Her heart remains broken to this day, Joyce says with tears in her eyes. When the neighbour who had taken in her two daughters after the attack finally brought the children, then five and three-year olds, to the hospital to visit their mother, they did not recognise her.
"They rejected me immediately and started crying. "You are not our mother," they said. The younger one (Maryanne Chemutai) asked why I looked like an animal. To this day, my heart remains broken," she says.
Five months later, Joyce gave birth to a healthy baby boy and named him Brian Kiplang'at. The five-year-old boy has to this day never understood why his mother does not look like all the other mothers in his village.
Joyce's life after her release from the hospital would only get worse. When she returned to her husband's home in Kuresoi where her husband's remains had being interred, her in-laws were not looking forward to taking her in. "Go back to your home and we will come for you after a few weeks," they told her.
That was never to be and when she next tried to go there, they chased her away. Joyce's mother had passed on a few years earlier so with nowhere to go, she went to an IDP camp in Molo before she was transferred to another in Kericho.

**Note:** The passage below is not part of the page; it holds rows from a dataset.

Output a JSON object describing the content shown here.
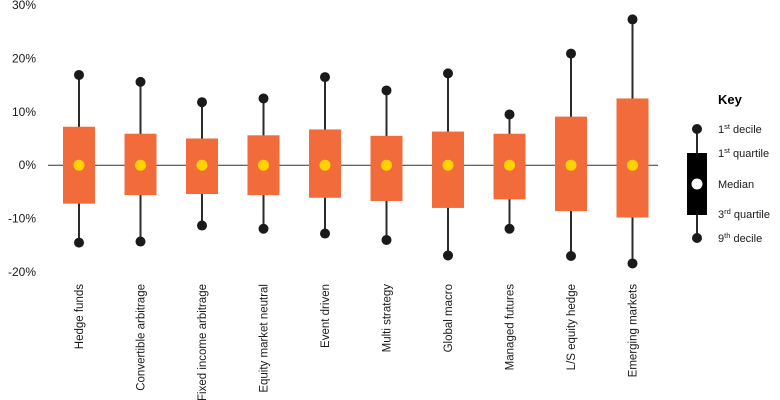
{
  "chart_data": {
    "type": "boxplot",
    "title": "",
    "xlabel": "",
    "ylabel": "",
    "ylim": [
      -20,
      30
    ],
    "y_ticks": [
      30,
      20,
      10,
      0,
      -10,
      -20
    ],
    "y_tick_labels": [
      "30%",
      "20%",
      "10%",
      "0%",
      "-10%",
      "-20%"
    ],
    "zero_line": true,
    "grid": false,
    "categories": [
      "Hedge funds",
      "Convertible arbitrage",
      "Fixed income arbitrage",
      "Equity market neutral",
      "Event driven",
      "Multi strategy",
      "Global macro",
      "Managed futures",
      "L/S equity hedge",
      "Emerging markets"
    ],
    "series": [
      {
        "decile_1": 16.9,
        "quartile_1": 7.2,
        "median": 0,
        "quartile_3": -7.2,
        "decile_9": -14.5
      },
      {
        "decile_1": 15.6,
        "quartile_1": 5.9,
        "median": 0,
        "quartile_3": -5.6,
        "decile_9": -14.3
      },
      {
        "decile_1": 11.8,
        "quartile_1": 5.0,
        "median": 0,
        "quartile_3": -5.4,
        "decile_9": -11.3
      },
      {
        "decile_1": 12.5,
        "quartile_1": 5.6,
        "median": 0,
        "quartile_3": -5.6,
        "decile_9": -11.9
      },
      {
        "decile_1": 16.5,
        "quartile_1": 6.7,
        "median": 0,
        "quartile_3": -6.1,
        "decile_9": -12.8
      },
      {
        "decile_1": 14.0,
        "quartile_1": 5.5,
        "median": 0,
        "quartile_3": -6.7,
        "decile_9": -14.0
      },
      {
        "decile_1": 17.2,
        "quartile_1": 6.3,
        "median": 0,
        "quartile_3": -8.0,
        "decile_9": -16.9
      },
      {
        "decile_1": 9.5,
        "quartile_1": 5.9,
        "median": 0,
        "quartile_3": -6.4,
        "decile_9": -11.9
      },
      {
        "decile_1": 20.9,
        "quartile_1": 9.1,
        "median": 0,
        "quartile_3": -8.6,
        "decile_9": -17.0
      },
      {
        "decile_1": 27.3,
        "quartile_1": 12.5,
        "median": 0,
        "quartile_3": -9.8,
        "decile_9": -18.4
      }
    ],
    "colors": {
      "box": "#f26b3a",
      "median": "#ffd200",
      "whisker": "#2b2b2b",
      "dot": "#1a1a1a",
      "key_box": "#000000",
      "key_median": "#ffffff"
    },
    "legend": {
      "title": "Key",
      "placement": "right",
      "entries": [
        {
          "base": "1",
          "sup": "st",
          "rest": " decile"
        },
        {
          "base": "1",
          "sup": "st",
          "rest": " quartile"
        },
        {
          "base": "Median",
          "sup": "",
          "rest": ""
        },
        {
          "base": "3",
          "sup": "rd",
          "rest": " quartile"
        },
        {
          "base": "9",
          "sup": "th",
          "rest": " decile"
        }
      ]
    }
  }
}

"No one wanted me near them, when I would go to the Special Programmes office seeking compensation, they would look at me in horror before telling me to wait outside. I never got a penny," she says.
She understands this reaction in people but wishes they were more sensitive. She recalls of an incident where she boarded a matatu in Kericho and everyone in that matatu alighted at the sight of her face.

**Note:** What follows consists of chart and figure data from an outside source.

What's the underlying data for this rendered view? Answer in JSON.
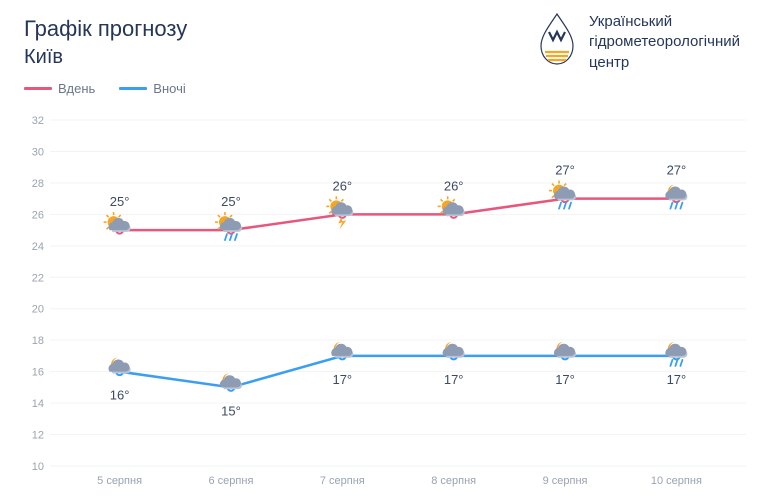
{
  "header": {
    "title": "Графік прогнозу",
    "subtitle": "Київ",
    "org_line1": "Український",
    "org_line2": "гідрометеорологічний",
    "org_line3": "центр"
  },
  "legend": {
    "day": "Вдень",
    "night": "Вночі"
  },
  "chart": {
    "type": "line",
    "ylim": [
      10,
      32
    ],
    "ytick_step": 2,
    "grid_color": "#f2f3f6",
    "background": "#ffffff",
    "x_labels": [
      "5 серпня",
      "6 серпня",
      "7 серпня",
      "8 серпня",
      "9 серпня",
      "10 серпня"
    ],
    "series": {
      "day": {
        "color": "#e6577b",
        "values": [
          25,
          25,
          26,
          26,
          27,
          27
        ],
        "labels": [
          "25°",
          "25°",
          "26°",
          "26°",
          "27°",
          "27°"
        ],
        "icons": [
          "sun-cloud",
          "sun-cloud-rain",
          "sun-cloud-storm",
          "sun-cloud",
          "sun-cloud-rain",
          "moon-cloud-rain"
        ],
        "label_offset": -24
      },
      "night": {
        "color": "#3a9ff0",
        "values": [
          16,
          15,
          17,
          17,
          17,
          17
        ],
        "labels": [
          "16°",
          "15°",
          "17°",
          "17°",
          "17°",
          "17°"
        ],
        "icons": [
          "moon-cloud",
          "moon-cloud",
          "moon-cloud",
          "moon-cloud",
          "moon-cloud",
          "moon-cloud-rain"
        ],
        "label_offset": 28
      }
    },
    "icon_colors": {
      "sun": "#f5a623",
      "moon": "#f5a623",
      "cloud": "#8d9bb3",
      "cloud_light": "#b8c3d6",
      "rain": "#3a9ff0",
      "lightning": "#f5a623"
    }
  }
}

Intervention from well-wishers in Kericho where she was living in an IDP camp saw an impromptu funds drive that raised some money which Joyce used to purchase the small piece of land in Londiani where she now lives with her youngest sister and aunt.
She needs these relatives, she says, because she can no longer perform even the simple task of cooking for her children. Fire terrifies her.
Joyce says that she has almost become accustomed to living in pain. Sometimes for days on end she cannot close her eyes and even though she has been told of a hospital in the United States of America which can perform plastic surgery on her face to ease her suffering, she cannot afford the Sh500,000 being asked. This money is not inclusive of traveling and accommodation expenses.
And despite all this suffering, the 33-year-old woman says she has forgiven her attackers. "I did not know who these young men were. If I meet them today, I probably wouldn't recognise them but if this attack did one thing for me, it brought me closer to God and as a Christian, I know the right thing would be to forgive them. It took me close to two years to arrive at that decision but it is better than living with bitterness in my heart," she says.
Joyce is now involved in peace caravan campaigns throughout Molo, Kuresoi, Kipkelion and Kericho areas. She also speaks to high school students and church groups on the need to maintain peace and was instrumental in peace campaigns before the March 4 elections.
"I tell them that I have seen first hand the ugliness that comes out of hate and incitement and that peace is precious and must be guarded jealously. I have moved high school boys to tears with my story and though I feel vulnerable at those moments, I am happy if something good can come out of my suffering," she says.
However, the mother of three feels it is now time to get on with her life, but she cannot seem to do so however hard she tries due to the gravity of injuries and trauma suffered in the attack.
"If I can get the treatment I need, I would like to go back to living my life the best I know how - through doing small businesses, farming and raising my children," she says.